Vom Standort Cuxhaven aus bleiben Wege kurz und Abstimmungen direkt, auch bei Projekten in den umliegenden Orten.

FAQ

Häufige Fragen zu Holzbau in Bremen.

Ist Holzbau für den Norden geeignet?

Ja, mit richtigem Holzschutz und Feuchteführung ist Holzbau auch an der Küste langlebig.

Holz oder Massiv?

Oft ist die Kombination am sinnvollsten, wir denken beides zusammen.

Ist Holzbau in Bremens Marsch- und Weserlagen sinnvoll?

Ja, oft sogar besonders. Weil der Boden in Weser- und Marschlagen setzungsempfindlich ist, ist das geringe Gewicht einer Holzkonstruktion ein Vorteil. Sie bringt weniger Last auf die Gründung. Wichtig bleibt der konstruktive Holzschutz gegen die hohe Feuchte.

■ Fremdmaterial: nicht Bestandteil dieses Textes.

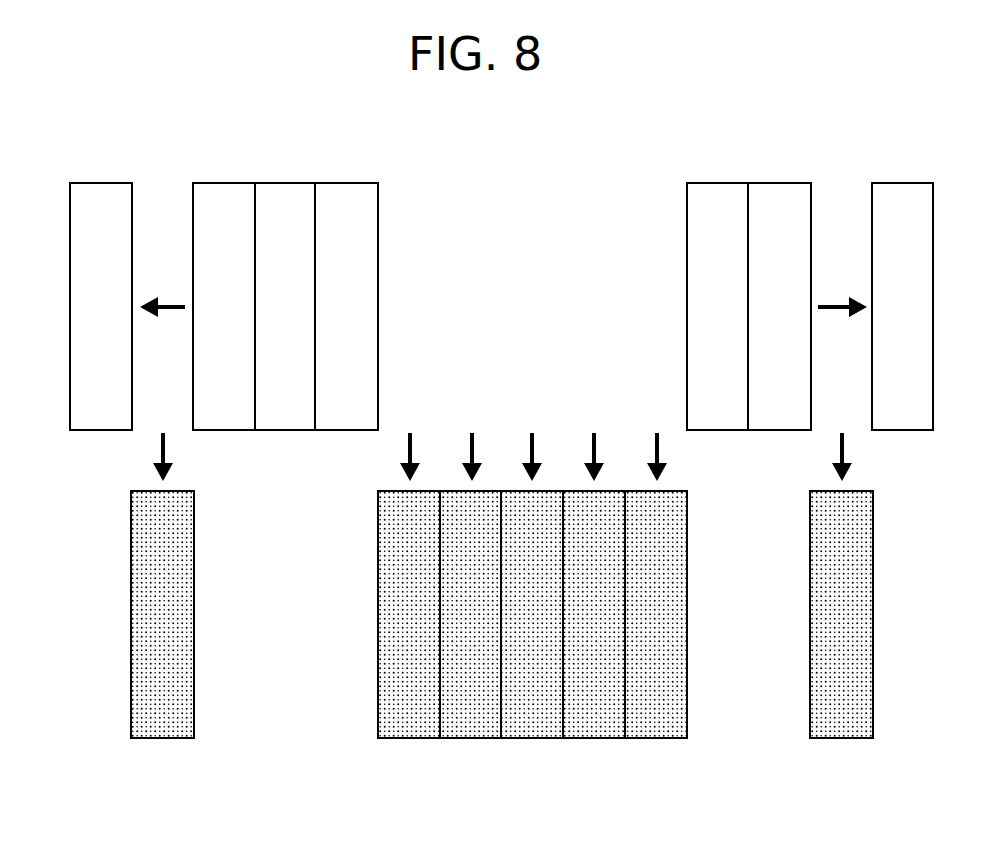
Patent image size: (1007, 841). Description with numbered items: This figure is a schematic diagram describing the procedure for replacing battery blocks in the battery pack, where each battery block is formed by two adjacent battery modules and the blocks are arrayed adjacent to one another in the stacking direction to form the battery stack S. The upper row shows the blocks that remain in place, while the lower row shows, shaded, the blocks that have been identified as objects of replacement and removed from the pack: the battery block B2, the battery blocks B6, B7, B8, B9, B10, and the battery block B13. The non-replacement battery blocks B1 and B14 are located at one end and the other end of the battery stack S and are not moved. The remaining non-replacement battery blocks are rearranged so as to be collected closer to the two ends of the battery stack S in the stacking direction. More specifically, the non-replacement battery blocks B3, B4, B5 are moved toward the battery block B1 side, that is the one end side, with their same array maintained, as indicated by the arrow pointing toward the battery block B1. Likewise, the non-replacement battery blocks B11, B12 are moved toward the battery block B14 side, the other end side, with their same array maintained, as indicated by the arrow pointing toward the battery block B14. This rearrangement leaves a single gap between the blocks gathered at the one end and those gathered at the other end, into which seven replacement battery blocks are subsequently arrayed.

The battery stack S is at (62, 208).
The battery block B1 is at (98, 181).
The battery block B2 is at (160, 741).
The battery block B3 is at (216, 181).
The battery block B4 is at (280, 181).
The battery block B5 is at (340, 181).
The battery block B6 is at (406, 741).
The battery block B7 is at (467, 741).
The battery block B8 is at (530, 741).
The battery block B9 is at (590, 741).
The battery block B10 is at (653, 741).
The battery block B11 is at (715, 181).
The battery block B12 is at (777, 181).
The battery block B13 is at (838, 741).
The battery block B14 is at (900, 181).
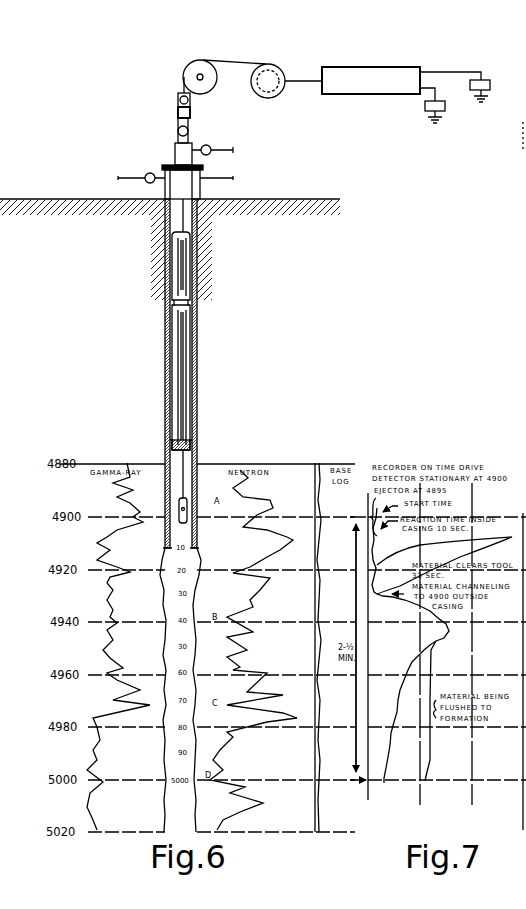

Hält Holzbau dem Bremer Hanseklima stand?

Ja, mit richtigem Holzschutz und Feuchteführung dauerhaft. Bei der norddeutschen Schlagregenlast sorgen bewitterte Anschlüsse, Abtropfkanten und ein durchdachter Wandaufbau dafür, dass die Bauteile abtrocknen und das tragende Holz trocken bleibt.

Ist Holzbau für die setzungsempfindlichen Marschlagen in Bremen geeignet?

Oft ja. Gerade weil Holz leicht ist, bringt es weniger Last auf einen weichen Untergrund mit hohem Grundwasser, wie ihn die Marschen entlang der Weser haben. Das macht Holzbau bei Erweiterungen häufig zur sinnvollen Wahl, vorausgesetzt, Gründung und Feuchteführung passen zusammen.

Hält Holzbau dem norddeutschen Klima am Unterlauf der Weser stand?

Ja, mit richtigem Holzschutz und Feuchteführung dauerhaft. Bei der hohen Schlagregenlast am Unterlauf der Weser sorgen bewitterte Anschlüsse, Abtropfkanten und ein durchdachter, hinterlüfteter Wandaufbau dafür, dass das Bauteil abtrocknet und das tragende Holz trocken bleibt, statt Feuchte dauerhaft aufzunehmen.

Kontakt

Erzählen Sie uns von Ihrem Bauvorhaben.

Ein kurzer Anruf oder eine Mail genügt. Wir klären die Eckdaten, stimmen bei Bedarf einen Vor-Ort-Termin ab und erstellen nach Prüfung ein nachvollziehbares Angebot.